Monday, November 25, 2024

Lawsuit accuses 40 colleges of pricing conspiracy

A class action lawsuit filed Monday accuses 40 of the most highly selective private American colleges and universities, as well as the nonprofit College Board, of conspiring to overcharge certain students for tuition.

The suit, filed by a current Boston University student and a Cornell alumnus, claims that the institutions’ tuition calculations for students who live with only one parent are unfair because they require both parents to submit financial information, even if one is a noncustodial parent who does not contribute to the student’s tuition. 

It alleges that the oversight increases tuition by an average of $6,200 a year for affected students. The plaintiffs are seeking $5 million in damages and a court order halting the consideration of noncustodial parental income in financial aid packaging. 

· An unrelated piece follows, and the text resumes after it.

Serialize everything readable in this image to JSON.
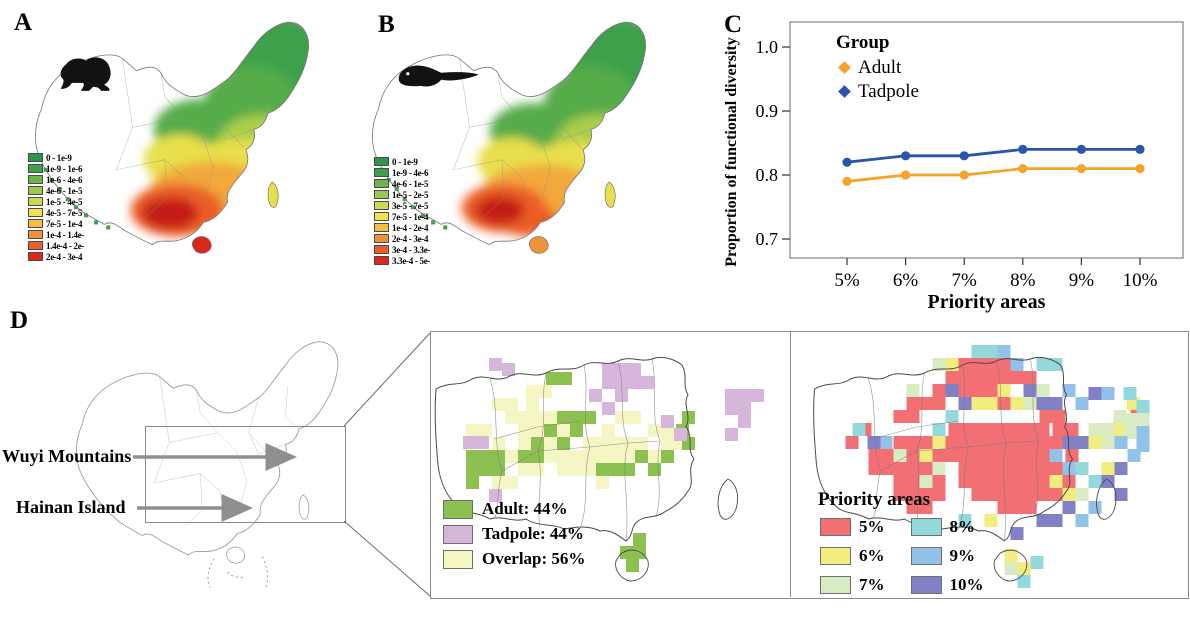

The College Board runs the College Scholarship Service Profile, which all 40 of the defendant colleges require applicants to fill out. Only about half of the 270 colleges that use the Profile require noncustodial parents’ financial information, according to the College Board. The lawsuit accuses the nonprofit of pressuring colleges to adopt that requirement in 2006.

The lawsuit is the second recent class action antitrust suit filed against elite universities. In 2022, 17 institutions, many of which were also named in Monday’s suit, were sued for allegedly fixing tuition prices by illegally colluding on common financial aid formulas. Ten of those institutions have settled so far for a total of $248 million.